Real desvalorizado, desemprego no Brasil e avanço da emigração favorecem remessas
“Hoje tenho uma empresa de limpeza, uma de paisagismo e também trabalho em tempo parcial num supermercado”, conta a mineira de Belo Horizonte Cristina Costa, de 50 anos e moradora há 20 deles de Marlborough, no Estado americano de Massachusetts, conta que nunca esteve tão vantajoso mandar dinheiro de volta ao Brasil, em entrevista a BBC News.

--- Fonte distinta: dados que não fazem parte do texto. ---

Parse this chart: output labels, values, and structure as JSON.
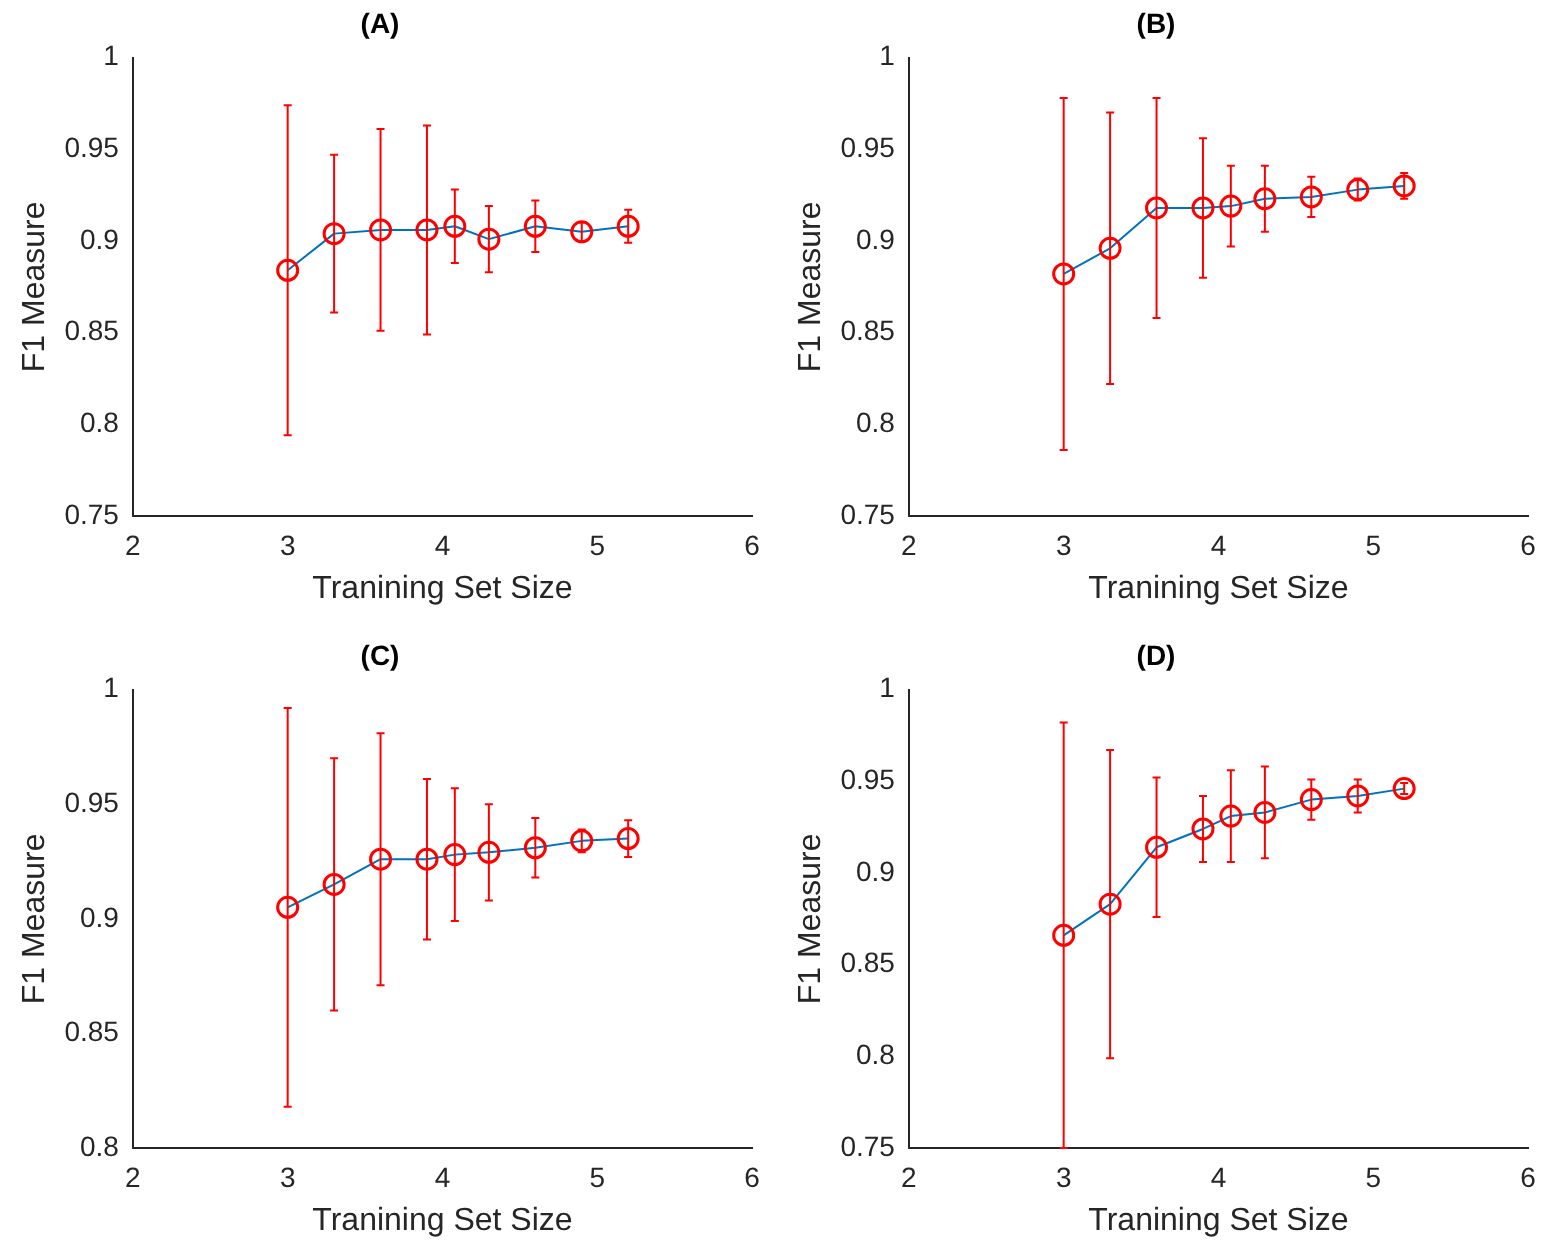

“Eu sempre mando US$ 4 mil a US$ 5 mil por mês ao Brasil e ultimamente está melhor ainda para mandar, com o dólar na faixa de R$ 5,50, R$ 5,40”, diz a empreendedora, que no Brasil investe em cavalos da raça Quarto de Milha, além de ajudar familiares.

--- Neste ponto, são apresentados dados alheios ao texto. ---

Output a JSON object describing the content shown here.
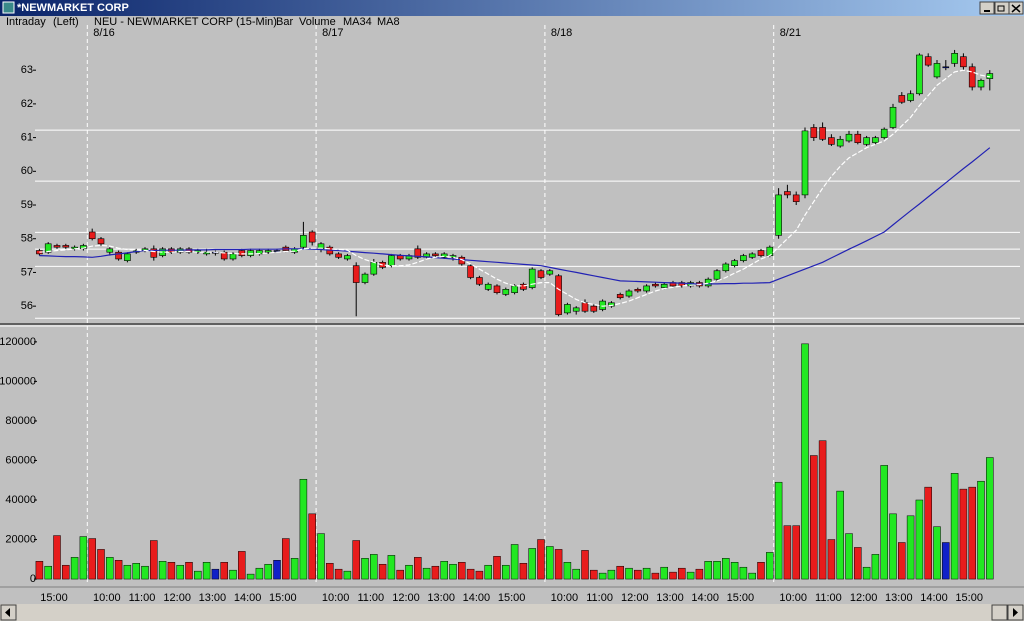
{
  "window": {
    "title": "*NEWMARKET CORP"
  },
  "header": {
    "mode": "Intraday",
    "axis_side": "(Left)",
    "symbol": "NEU - NEWMARKET CORP (15-Min)",
    "style": "Bar"
  },
  "chart_data": [
    {
      "type": "candlestick",
      "categories": [
        null,
        null,
        null,
        null,
        null,
        null,
        "8/16",
        null,
        null,
        null,
        null,
        null,
        null,
        null,
        null,
        null,
        null,
        null,
        null,
        null,
        null,
        null,
        null,
        null,
        null,
        null,
        null,
        null,
        null,
        null,
        null,
        null,
        "8/17",
        null,
        null,
        null,
        null,
        null,
        null,
        null,
        null,
        null,
        null,
        null,
        null,
        null,
        null,
        null,
        null,
        null,
        null,
        null,
        null,
        null,
        null,
        null,
        null,
        null,
        "8/18",
        null,
        null,
        null,
        null,
        null,
        null,
        null,
        null,
        null,
        null,
        null,
        null,
        null,
        null,
        null,
        null,
        null,
        null,
        null,
        null,
        null,
        null,
        null,
        null,
        null,
        "8/21",
        null,
        null,
        null,
        null,
        null,
        null,
        null,
        null,
        null,
        null,
        null,
        null,
        null,
        null,
        null,
        null,
        null,
        null,
        null,
        null,
        null,
        null,
        null,
        null
      ],
      "open": [
        57.65,
        57.6,
        57.8,
        57.8,
        57.7,
        57.7,
        58.2,
        58.0,
        57.6,
        57.6,
        57.35,
        57.6,
        57.65,
        57.7,
        57.5,
        57.7,
        57.6,
        57.7,
        57.6,
        57.55,
        57.6,
        57.6,
        57.4,
        57.65,
        57.5,
        57.55,
        57.6,
        57.65,
        57.75,
        57.6,
        57.75,
        58.2,
        57.7,
        57.75,
        57.55,
        57.4,
        57.2,
        56.7,
        56.95,
        57.3,
        57.2,
        57.5,
        57.4,
        57.7,
        57.45,
        57.55,
        57.45,
        57.45,
        57.45,
        57.2,
        56.85,
        56.5,
        56.6,
        56.35,
        56.4,
        56.65,
        56.55,
        57.05,
        56.95,
        56.9,
        55.8,
        55.85,
        56.1,
        56.0,
        55.9,
        56.0,
        56.35,
        56.3,
        56.5,
        56.45,
        56.65,
        56.55,
        56.7,
        56.7,
        56.6,
        56.7,
        56.6,
        56.8,
        57.05,
        57.2,
        57.35,
        57.45,
        57.65,
        57.5,
        58.1,
        59.4,
        59.3,
        59.3,
        61.3,
        61.3,
        61.0,
        60.75,
        60.9,
        61.1,
        60.8,
        60.85,
        61.0,
        61.3,
        62.25,
        62.1,
        62.3,
        63.4,
        62.8,
        63.1,
        63.2,
        63.4,
        63.1,
        62.5,
        62.75
      ],
      "high": [
        57.7,
        57.9,
        57.85,
        57.85,
        57.8,
        57.85,
        58.3,
        58.05,
        57.75,
        57.65,
        57.6,
        57.7,
        57.75,
        57.8,
        57.75,
        57.75,
        57.75,
        57.75,
        57.7,
        57.7,
        57.65,
        57.65,
        57.6,
        57.7,
        57.7,
        57.7,
        57.7,
        57.7,
        57.8,
        57.75,
        58.5,
        58.25,
        57.9,
        57.8,
        57.6,
        57.55,
        57.3,
        57.0,
        57.4,
        57.35,
        57.55,
        57.55,
        57.55,
        57.8,
        57.6,
        57.6,
        57.6,
        57.55,
        57.5,
        57.25,
        56.9,
        56.7,
        56.65,
        56.55,
        56.65,
        56.7,
        57.15,
        57.1,
        57.1,
        56.95,
        56.1,
        56.0,
        56.2,
        56.05,
        56.2,
        56.15,
        56.4,
        56.5,
        56.55,
        56.65,
        56.7,
        56.7,
        56.75,
        56.75,
        56.75,
        56.75,
        56.85,
        57.1,
        57.3,
        57.4,
        57.55,
        57.6,
        57.7,
        57.8,
        59.5,
        59.6,
        59.4,
        61.3,
        61.4,
        61.45,
        61.1,
        61.05,
        61.2,
        61.2,
        61.05,
        61.05,
        61.3,
        62.0,
        62.35,
        62.4,
        63.5,
        63.5,
        63.3,
        63.3,
        63.6,
        63.5,
        63.2,
        62.75,
        63.0
      ],
      "low": [
        57.5,
        57.55,
        57.7,
        57.7,
        57.65,
        57.65,
        57.95,
        57.8,
        57.5,
        57.35,
        57.3,
        57.55,
        57.6,
        57.35,
        57.45,
        57.55,
        57.55,
        57.55,
        57.55,
        57.5,
        57.5,
        57.35,
        57.35,
        57.45,
        57.45,
        57.5,
        57.55,
        57.6,
        57.6,
        57.55,
        57.7,
        57.8,
        57.6,
        57.5,
        57.4,
        57.35,
        55.7,
        56.65,
        56.9,
        57.1,
        57.15,
        57.35,
        57.35,
        57.4,
        57.4,
        57.45,
        57.4,
        57.35,
        57.2,
        56.8,
        56.6,
        56.45,
        56.35,
        56.3,
        56.35,
        56.45,
        56.5,
        56.8,
        56.9,
        55.7,
        55.75,
        55.75,
        55.8,
        55.8,
        55.85,
        55.95,
        56.2,
        56.25,
        56.4,
        56.4,
        56.55,
        56.5,
        56.55,
        56.55,
        56.55,
        56.55,
        56.55,
        56.75,
        57.0,
        57.15,
        57.3,
        57.4,
        57.45,
        57.45,
        58.0,
        59.2,
        59.0,
        59.2,
        60.9,
        60.9,
        60.75,
        60.7,
        60.85,
        60.8,
        60.75,
        60.8,
        60.95,
        61.25,
        62.0,
        62.05,
        62.25,
        63.1,
        62.75,
        63.0,
        63.1,
        63.0,
        62.4,
        62.4,
        62.4
      ],
      "close": [
        57.55,
        57.85,
        57.75,
        57.75,
        57.75,
        57.8,
        58.0,
        57.85,
        57.7,
        57.4,
        57.55,
        57.65,
        57.7,
        57.45,
        57.7,
        57.6,
        57.7,
        57.6,
        57.65,
        57.6,
        57.6,
        57.4,
        57.55,
        57.5,
        57.65,
        57.65,
        57.65,
        57.65,
        57.65,
        57.7,
        58.1,
        57.9,
        57.85,
        57.55,
        57.45,
        57.5,
        56.7,
        56.95,
        57.3,
        57.15,
        57.5,
        57.4,
        57.5,
        57.45,
        57.55,
        57.5,
        57.55,
        57.5,
        57.25,
        56.85,
        56.65,
        56.65,
        56.4,
        56.5,
        56.6,
        56.5,
        57.1,
        56.85,
        57.05,
        55.75,
        56.05,
        55.95,
        55.85,
        55.85,
        56.15,
        56.1,
        56.25,
        56.45,
        56.45,
        56.6,
        56.6,
        56.65,
        56.6,
        56.6,
        56.7,
        56.6,
        56.8,
        57.05,
        57.25,
        57.35,
        57.5,
        57.55,
        57.5,
        57.75,
        59.3,
        59.3,
        59.1,
        61.2,
        61.0,
        60.95,
        60.8,
        60.95,
        61.1,
        60.85,
        61.0,
        61.0,
        61.25,
        61.9,
        62.05,
        62.3,
        63.45,
        63.15,
        63.2,
        63.1,
        63.5,
        63.1,
        62.5,
        62.7,
        62.9
      ],
      "up_color": "#22e822",
      "down_color": "#e81c1c",
      "flat_color": "#1020c8",
      "series": [
        {
          "name": "MA34",
          "color": "#2222b4",
          "values": [
            57.5,
            57.49,
            57.48,
            57.47,
            57.47,
            57.46,
            57.45,
            57.48,
            57.52,
            57.55,
            57.58,
            57.62,
            57.65,
            57.65,
            57.66,
            57.66,
            57.66,
            57.67,
            57.67,
            57.67,
            57.68,
            57.68,
            57.68,
            57.68,
            57.69,
            57.69,
            57.69,
            57.69,
            57.7,
            57.7,
            57.7,
            57.69,
            57.68,
            57.66,
            57.65,
            57.63,
            57.61,
            57.59,
            57.57,
            57.55,
            57.53,
            57.51,
            57.49,
            57.48,
            57.46,
            57.44,
            57.42,
            57.4,
            57.38,
            57.36,
            57.34,
            57.32,
            57.3,
            57.28,
            57.26,
            57.24,
            57.22,
            57.2,
            57.15,
            57.1,
            57.05,
            57.0,
            56.95,
            56.9,
            56.85,
            56.8,
            56.75,
            56.74,
            56.73,
            56.72,
            56.71,
            56.7,
            56.69,
            56.68,
            56.67,
            56.65,
            56.66,
            56.66,
            56.67,
            56.67,
            56.68,
            56.68,
            56.69,
            56.7,
            56.8,
            56.9,
            57.0,
            57.1,
            57.2,
            57.3,
            57.43,
            57.56,
            57.69,
            57.81,
            57.94,
            58.07,
            58.2,
            58.41,
            58.62,
            58.83,
            59.03,
            59.24,
            59.45,
            59.66,
            59.87,
            60.08,
            60.28,
            60.49,
            60.7
          ]
        },
        {
          "name": "MA8",
          "color": "#ffffff",
          "values": [
            57.6,
            57.62,
            57.65,
            57.67,
            57.7,
            57.72,
            57.78,
            57.8,
            57.78,
            57.72,
            57.68,
            57.66,
            57.65,
            57.62,
            57.6,
            57.6,
            57.62,
            57.62,
            57.6,
            57.6,
            57.6,
            57.58,
            57.56,
            57.55,
            57.55,
            57.56,
            57.58,
            57.6,
            57.62,
            57.63,
            57.7,
            57.72,
            57.72,
            57.7,
            57.68,
            57.66,
            57.5,
            57.38,
            57.3,
            57.22,
            57.2,
            57.2,
            57.22,
            57.3,
            57.4,
            57.45,
            57.48,
            57.45,
            57.38,
            57.25,
            57.1,
            56.95,
            56.8,
            56.68,
            56.6,
            56.6,
            56.65,
            56.7,
            56.7,
            56.5,
            56.35,
            56.2,
            56.1,
            56.05,
            56.0,
            56.02,
            56.08,
            56.15,
            56.25,
            56.35,
            56.45,
            56.52,
            56.56,
            56.6,
            56.62,
            56.64,
            56.68,
            56.75,
            56.85,
            56.98,
            57.1,
            57.25,
            57.4,
            57.5,
            57.75,
            58.0,
            58.25,
            58.7,
            59.1,
            59.5,
            59.85,
            60.15,
            60.4,
            60.55,
            60.7,
            60.8,
            60.9,
            61.1,
            61.35,
            61.6,
            61.95,
            62.25,
            62.55,
            62.75,
            62.95,
            63.0,
            62.95,
            62.85,
            62.8
          ]
        }
      ],
      "levels": [
        61.22,
        59.71,
        58.19,
        57.69,
        57.18,
        55.64
      ],
      "ylim": [
        55.53,
        64.34
      ],
      "yticks": [
        56,
        57,
        58,
        59,
        60,
        61,
        62,
        63
      ]
    },
    {
      "type": "bar",
      "categories": [
        null,
        null,
        "15:00",
        null,
        null,
        null,
        null,
        null,
        "10:00",
        null,
        null,
        null,
        "11:00",
        null,
        null,
        null,
        "12:00",
        null,
        null,
        null,
        "13:00",
        null,
        null,
        null,
        "14:00",
        null,
        null,
        null,
        "15:00",
        null,
        null,
        null,
        null,
        null,
        "10:00",
        null,
        null,
        null,
        "11:00",
        null,
        null,
        null,
        "12:00",
        null,
        null,
        null,
        "13:00",
        null,
        null,
        null,
        "14:00",
        null,
        null,
        null,
        "15:00",
        null,
        null,
        null,
        null,
        null,
        "10:00",
        null,
        null,
        null,
        "11:00",
        null,
        null,
        null,
        "12:00",
        null,
        null,
        null,
        "13:00",
        null,
        null,
        null,
        "14:00",
        null,
        null,
        null,
        "15:00",
        null,
        null,
        null,
        null,
        null,
        "10:00",
        null,
        null,
        null,
        "11:00",
        null,
        null,
        null,
        "12:00",
        null,
        null,
        null,
        "13:00",
        null,
        null,
        null,
        "14:00",
        null,
        null,
        null,
        "15:00",
        null,
        null
      ],
      "series": [
        {
          "name": "Volume",
          "color": "#0000ff",
          "values": [
            9000,
            6500,
            22000,
            7000,
            11000,
            21500,
            20500,
            15000,
            11000,
            9500,
            7000,
            8000,
            6500,
            19500,
            9000,
            8500,
            7000,
            8500,
            4000,
            8500,
            5000,
            8500,
            4500,
            14000,
            2500,
            5500,
            7500,
            9500,
            20500,
            10500,
            50500,
            33000,
            23000,
            8000,
            5000,
            4000,
            19500,
            10500,
            12500,
            7500,
            12000,
            4500,
            7000,
            11000,
            5500,
            6500,
            9000,
            7500,
            8500,
            5000,
            4000,
            7000,
            11500,
            7000,
            17500,
            8000,
            15500,
            20000,
            16500,
            15000,
            8500,
            5000,
            14500,
            4500,
            3000,
            4500,
            6500,
            5500,
            4500,
            5500,
            3000,
            6000,
            3500,
            5500,
            3500,
            5000,
            9000,
            9000,
            10500,
            8500,
            6000,
            3000,
            8500,
            13500,
            49000,
            27000,
            27000,
            119000,
            62500,
            70000,
            20000,
            44500,
            23000,
            16000,
            6000,
            12500,
            57500,
            33000,
            18500,
            32000,
            40000,
            46500,
            26500,
            18500,
            53500,
            45500,
            46500,
            49500,
            61500
          ]
        }
      ],
      "ylim": [
        -3000,
        126000
      ],
      "yticks": [
        0,
        20000,
        40000,
        60000,
        80000,
        100000,
        120000
      ]
    }
  ]
}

Na pandemia, com os negócios indo bem nos Estados Unidos e a situação econômica se agravando no Brasil, ela enviou dinheiro também para ajudar famílias mineiras com a compra de cestas básicas.
“Durante 2020, quase o ano todo, eu ajudei 22 famílias. Até hoje, sigo ajudando três delas”, conta Cristina. “Uma cesta básica estava custando cerca de R$ 77, com o dólar a R$ 5,50, você manda US$ 100, são R$ 550, dá para ajudar várias famílias com isso.”
Cristina não está sozinha ao aproveitar o real desvalorizado para enviar dinheiro ao Brasil.
Segundo o Banco Central, de janeiro a setembro deste ano, as transferências pessoais com origem em outros países e destino ao Brasil já somam US$ 2,84 bilhões (R$ 15,9 bilhões), maior valor da série histórica com início em 1995 e alta de 18% sobre igual período de 2020.
No ano passado inteiro, o Brasil recebeu US$ 3,31 bilhões em transferências pessoais vindas do exterior, recorde para o indicador até então, que deverá ser superado em 2021.
Conforme especialistas ouvidos pela BBC News Brasil, uma combinação de fatores explica as transferências recordes em meio à pandemia.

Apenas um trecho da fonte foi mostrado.